Однако именно здесь, видя каждый день заваленные трупами траншеи, слыша крики раненых солдат и лошадей, насмотревшись на всю кровь и грязь войны, он пишет одну из самых значимых романтичных немецких произведений: «Золотой горшок: сказка из новых времен». Это сказка о волшебной любви и мире грез. Главного героя зовут Ансельм (в день святого Ансельма родилась Юлия Марк)
Наконец, его злейший враг Наполеон разбит. «Свобода! Свобода! Свобода!» — ликующе пишет он в дневнике. До конца 1813 года он занят как дирижер в труппе Зекондаса, помимо этого продолжает сочинять и писать: в ноябре написаны «Песочный человек», «Гипнотизер», «Известия о дальнейших судьбах собаки Берганца». Затем он подготавливает все рассказы для печати, составляя своего рода сборник, названный «Фантазии в манере Калло» (Phantasiestucke in Callot's Manier. Blatter aus dem Tagebuche eines reisenden Enthusiasten), куда включил все написанные им рассказы и новеллы. С содержанием этого сборника и других, можно смело ознакомится в «Хронологии».
Первоначально автор предполагал назвать свое сборник «Картинки по Хогарту»…
Уильям Хогарт (1697-1764) — английский художник, график, гравер, рисовавший в сатирической манере. В его работах — "Карьера мота", "Выборы", "Модный брак", "Доверчивость, суеверие и фанатизм" и др. — изображены нравы тогдашнего английского общества.
…однако, познакомившись с работами мастера Калло в Бамберге, останавливается на названии «Фантазии в манере Калло».
Жак Калло – французский живописец XVIII века, прославился гротескными гравюрами, в которых обыденная реальность, пройдя через сознание художника, как сквозь волшебное зеркало, превращалась в «знакомое-чуждое». В его многочисленных офортах, особенно в сериях "Нищие" (ок. 1622) и "Бедствия войны" (1633), социальные бедствия отражены в острых, сатирических, часто гротескных образах и ситуациях. Некоторые из гравюр хранились у Гофмана.
Но как раз из-за этого своего многогранного таланта ему вскоре опять предстоит лишиться работы: Зекондас недоволен побочными увлечениями своего капельмейстера, между ними происходит крупная ссора, в результате чего Гофман в начале 1814 он уходит из труппы.
В марте 1814 во «Всеобщей музыкальной газете» напечатана некая статья, где колко высмеивается виртуозные модники-певцы и музыканты, популярные в то время в Европе. Статья называется «Письмо Мило, образованной обезьяны, к подруге Пипи в Северную Америку», а имя автора-остряка, разумеется, Э.Т.А. Гофман. Известно, что Шопен, впервые приехав в Париж, столкнулся с проблемой, описанной Гофманом, когда его талант пытались затмить бездарности, хорошо владеющие «техникой исполнения». В апреле в той же «Всеобщей» появляется рассказ «Автомат». В это время автор заболевает сложной формой ревматизма и пробавляется карикатурами и рисунками для газет и книг, рисуя их в кровати. Доходы, конечно же, мизерные.

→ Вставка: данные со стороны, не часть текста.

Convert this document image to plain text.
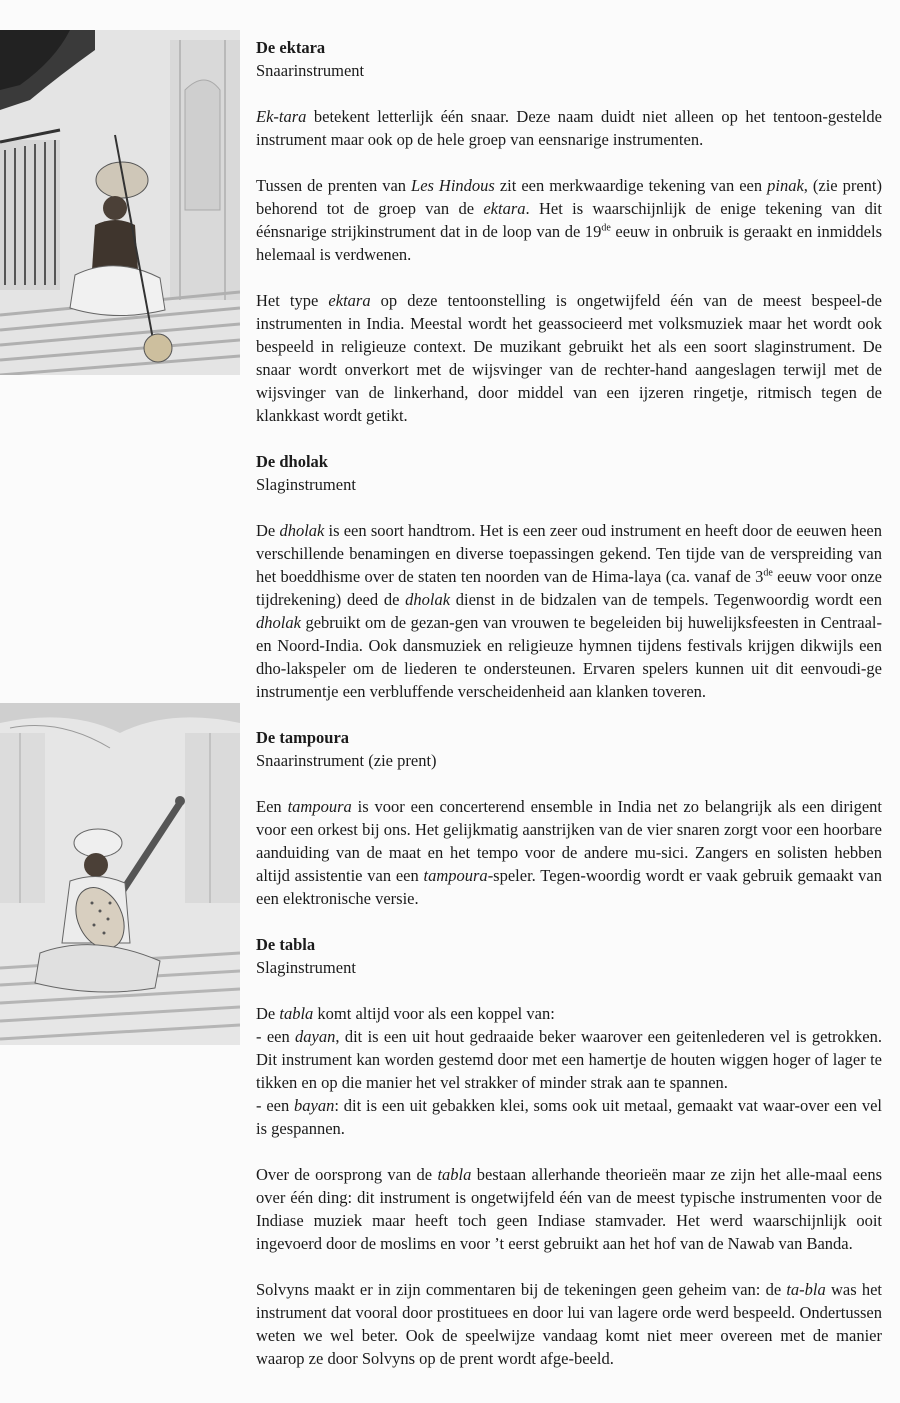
De ektara
Snaarinstrument

Ek-tara betekent letterlijk één snaar. Deze naam duidt niet alleen op het tentoon-gestelde instrument maar ook op de hele groep van eensnarige instrumenten.

Tussen de prenten van Les Hindous zit een merkwaardige tekening van een pinak, (zie prent) behorend tot de groep van de ektara. Het is waarschijnlijk de enige tekening van dit éénsnarige strijkinstrument dat in de loop van de 19de eeuw in onbruik is geraakt en inmiddels helemaal is verdwenen.

Het type ektara op deze tentoonstelling is ongetwijfeld één van de meest bespeel-de instrumenten in India. Meestal wordt het geassocieerd met volksmuziek maar het wordt ook bespeeld in religieuze context. De muzikant gebruikt het als een soort slaginstrument. De snaar wordt onverkort met de wijsvinger van de rechter-hand aangeslagen terwijl met de wijsvinger van de linkerhand, door middel van een ijzeren ringetje, ritmisch tegen de klankkast wordt getikt.

De dholak
Slaginstrument

De dholak is een soort handtrom. Het is een zeer oud instrument en heeft door de eeuwen heen verschillende benamingen en diverse toepassingen gekend. Ten tijde van de verspreiding van het boeddhisme over de staten ten noorden van de Hima-laya (ca. vanaf de 3de eeuw voor onze tijdrekening) deed de dholak dienst in de bidzalen van de tempels. Tegenwoordig wordt een dholak gebruikt om de gezan-gen van vrouwen te begeleiden bij huwelijksfeesten in Centraal- en Noord-India. Ook dansmuziek en religieuze hymnen tijdens festivals krijgen dikwijls een dho-lakspeler om de liederen te ondersteunen. Ervaren spelers kunnen uit dit eenvoudi-ge instrumentje een verbluffende verscheidenheid aan klanken toveren.

De tampoura
Snaarinstrument (zie prent)

Een tampoura is voor een concerterend ensemble in India net zo belangrijk als een dirigent voor een orkest bij ons. Het gelijkmatig aanstrijken van de vier snaren zorgt voor een hoorbare aanduiding van de maat en het tempo voor de andere mu-sici. Zangers en solisten hebben altijd assistentie van een tampoura-speler. Tegen-woordig wordt er vaak gebruik gemaakt van een elektronische versie.

De tabla
Slaginstrument

De tabla komt altijd voor als een koppel van:

- een dayan, dit is een uit hout gedraaide beker waarover een geitenlederen vel is getrokken. Dit instrument kan worden gestemd door met een hamertje de houten wiggen hoger of lager te tikken en op die manier het vel strakker of minder strak aan te spannen.

- een bayan: dit is een uit gebakken klei, soms ook uit metaal, gemaakt vat waar-over een vel is gespannen.

Over de oorsprong van de tabla bestaan allerhande theorieën maar ze zijn het alle-maal eens over één ding: dit instrument is ongetwijfeld één van de meest typische instrumenten voor de Indiase muziek maar heeft toch geen Indiase stamvader. Het werd waarschijnlijk ooit ingevoerd door de moslims en voor ’t eerst gebruikt aan het hof van de Nawab van Banda.

Solvyns maakt er in zijn commentaren bij de tekeningen geen geheim van: de ta-bla was het instrument dat vooral door prostituees en door lui van lagere orde werd bespeeld. Ondertussen weten we wel beter. Ook de speelwijze vandaag komt niet meer overeen met de manier waarop ze door Solvyns op de prent wordt afge-beeld.
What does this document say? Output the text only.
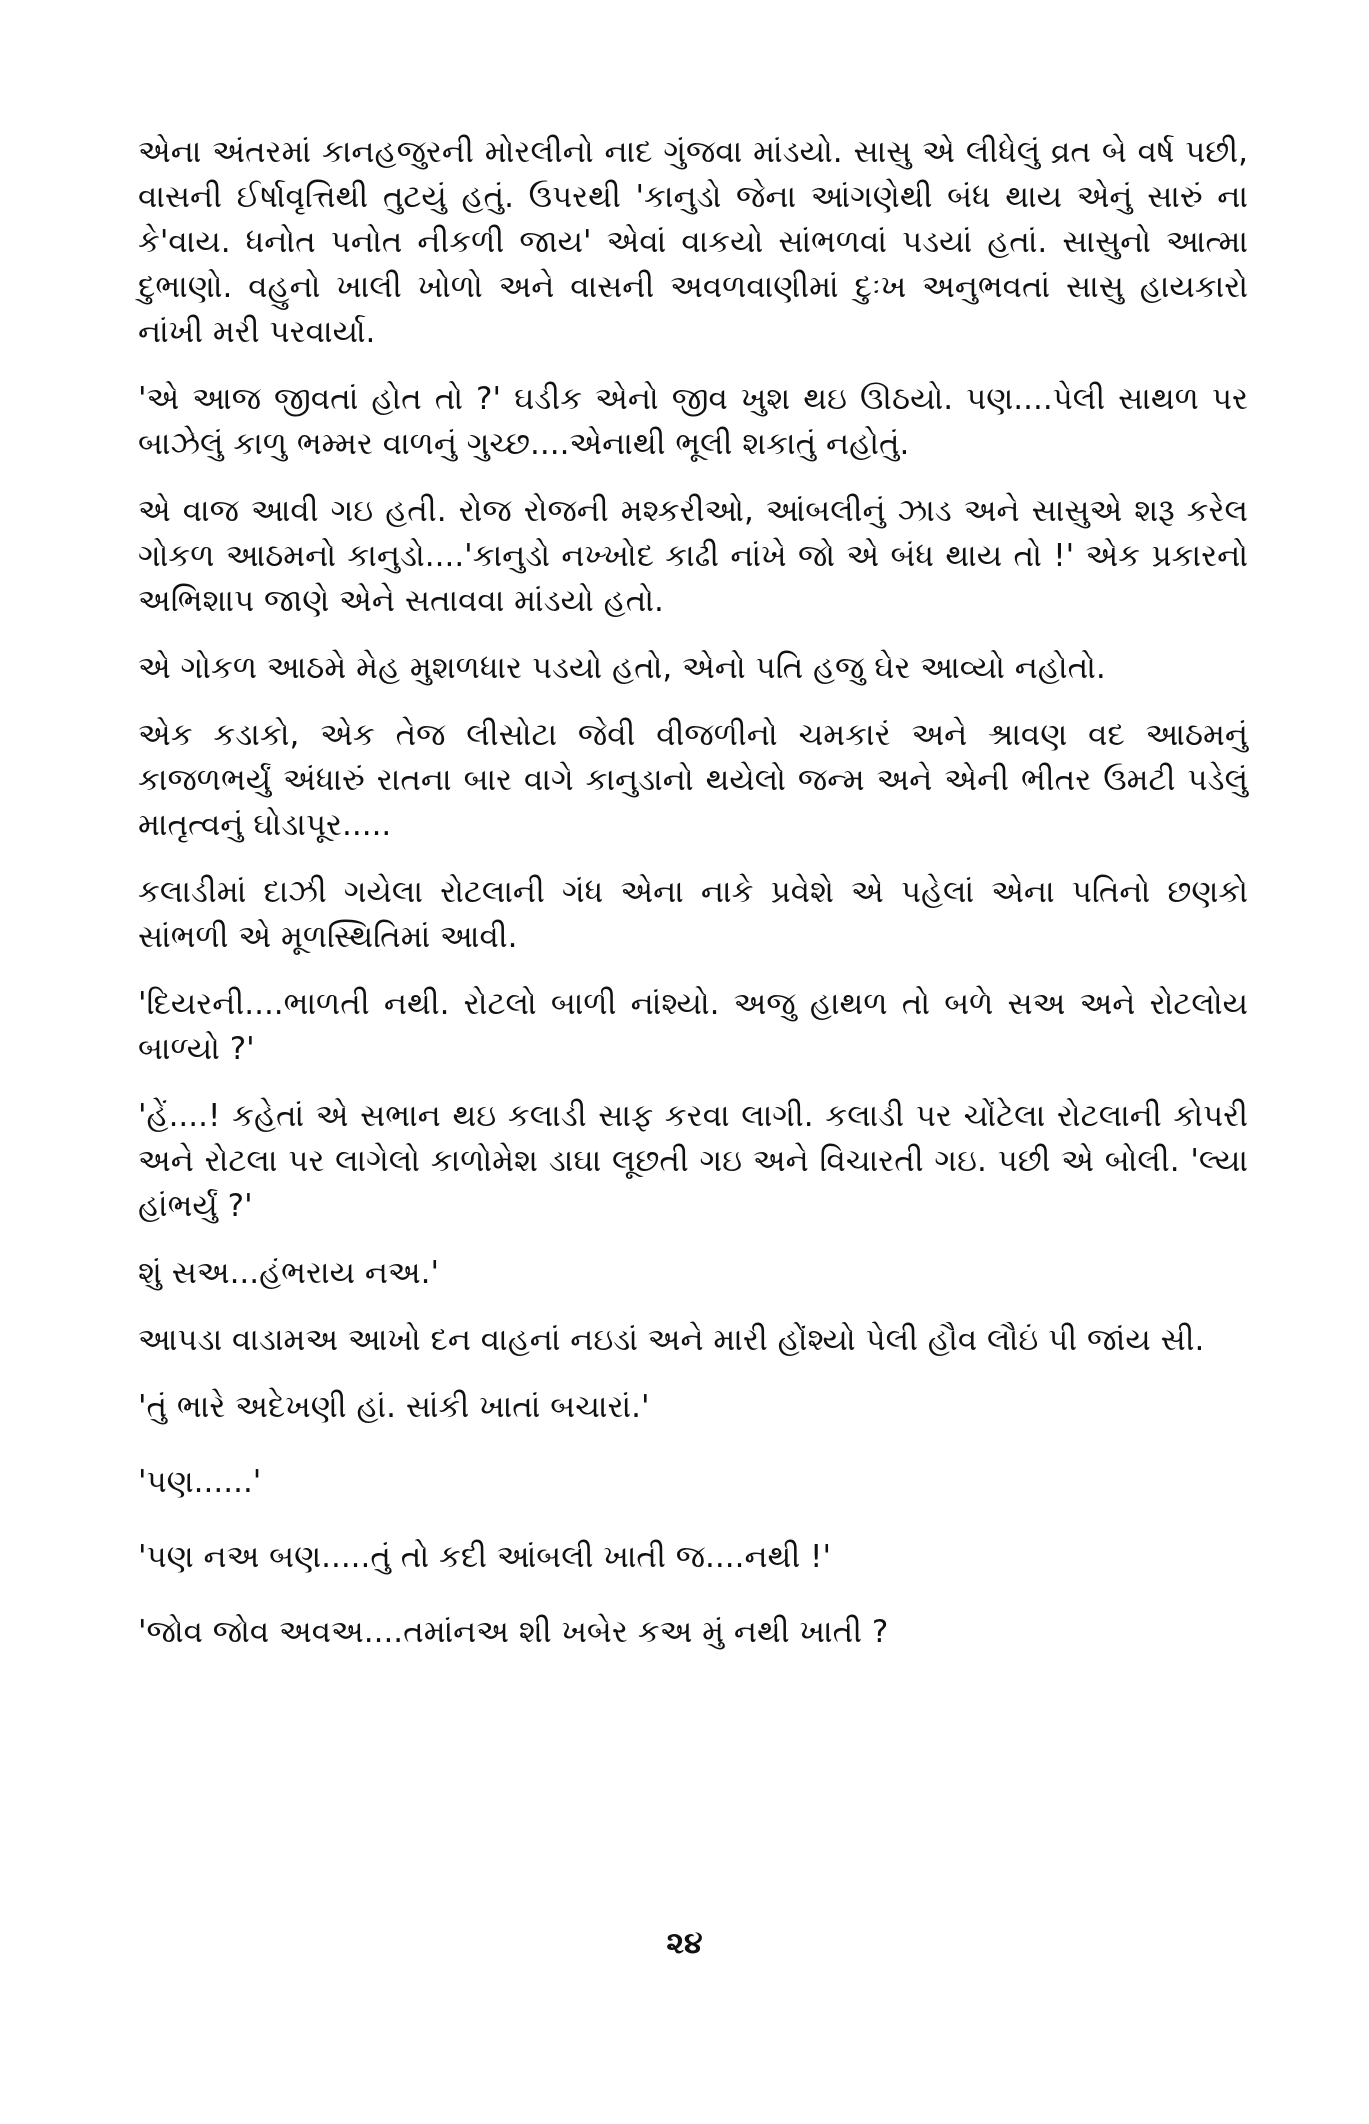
એના અંતરમાં કાનહજુરની મોરલીનો નાદ ગુંજવા માંડયો. સાસુ એ લીધેલું વ્રત બે વર્ષ પછી, વાસની ઈર્ષાવૃત્તિથી તુટયું હતું. ઉપરથી 'કાનુડો જેના આંગણેથી બંધ થાય એનું સારું ના કે'વાય. ધનોત પનોત નીકળી જાય' એવાં વાકયો સાંભળવાં પડયાં હતાં. સાસુનો આત્મા દુભાણો. વહુનો ખાલી ખોળો અને વાસની અવળવાણીમાં દુઃખ અનુભવતાં સાસુ હાયકારો નાંખી મરી પરવાર્યા.

'એ આજ જીવતાં હોત તો ?' ઘડીક એનો જીવ ખુશ થઇ ઊઠયો. પણ....પેલી સાથળ પર બાઝેલું કાળુ ભમ્મર વાળનું ગુચ્છ....એનાથી ભૂલી શકાતું નહોતું.

એ વાજ આવી ગઇ હતી. રોજ રોજની મશ્કરીઓ, આંબલીનું ઝાડ અને સાસુએ શરૂ કરેલ ગોકળ આઠમનો કાનુડો....'કાનુડો નખ્ખોદ કાઢી નાંખે જો એ બંધ થાય તો !' એક પ્રકારનો અભિશાપ જાણે એને સતાવવા માંડયો હતો.

એ ગોકળ આઠમે મેહ મુશળધાર પડયો હતો, એનો પતિ હજુ ઘેર આવ્યો નહોતો.

એક કડાકો, એક તેજ લીસોટા જેવી વીજળીનો ચમકારં અને શ્રાવણ વદ આઠમનું કાજળભર્યું અંધારું રાતના બાર વાગે કાનુડાનો થયેલો જન્મ અને એની ભીતર ઉમટી પડેલું માતૃત્વનું ઘોડાપૂર.....

કલાડીમાં દાઝી ગયેલા રોટલાની ગંધ એના નાકે પ્રવેશે એ પહેલાં એના પતિનો છણકો સાંભળી એ મૂળસ્થિતિમાં આવી.

'દિયરની....ભાળતી નથી. રોટલો બાળી નાંશ્યો. અજુ હાથળ તો બળે સઅ અને રોટલોય બાળ્યો ?'

'હેં....! કહેતાં એ સભાન થઇ કલાડી સાફ કરવા લાગી. કલાડી પર ચોંટેલા રોટલાની કોપરી અને રોટલા પર લાગેલો કાળોમેશ ડાઘા લૂછતી ગઇ અને વિચારતી ગઇ. પછી એ બોલી. 'લ્યા હાંભર્યું ?'

શું સઅ...હંભરાય નઅ.'

આપડા વાડામઅ આખો દન વાહનાં નઇડાં અને મારી હોંશ્યો પેલી હૌવ લૌઇં પી જાંય સી.

'તું ભારે અદેખણી હાં. સાંકી ખાતાં બચારાં.'

'પણ......'

'પણ નઅ બણ.....તું તો કદી આંબલી ખાતી જ....નથી !'

'જોવ જોવ અવઅ....તમાંનઅ શી ખબેર કઅ મું નથી ખાતી ?

૨૪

Наконец, в мае 1814 года тем самым бамбергским виноторговцем Кунцем выпущены два из четырех томов «Фантазий в манере Калло». Предисловие было написано известным к тому времени писателем Иоганном Паулем Фридрихом Рихтером (1763-1825), сочинявшим под псевдонимом Жан-Поль. Он, как и Гофман, считал музыку прекраснейшей из стихий, и многие рассказы Гофмана, пришлись ему по душе. При этом Гофман был против его предисловия, которое и впрямь, получилось не лучших из когда-либо сочиненных Жан-Полем. И вот сборник выходит в мир. Вначале фантастически-гротескные истории вызвали недоумение, т.к. до Гофмана еще никто не пытался совместить романтику и «кухонный» быт, но всякое новое вслед за недоумением вызывает интерес, да и протежирование Жан-Поля возымело свое действие, так что книга имела значительный успех.. Теперь Гофман – популярный писатель, его часто приглашают на так называемые «эстетические чаепития» и другие мероприятия. Мало кто догадывается, что модный автор едва сводит концы с концами.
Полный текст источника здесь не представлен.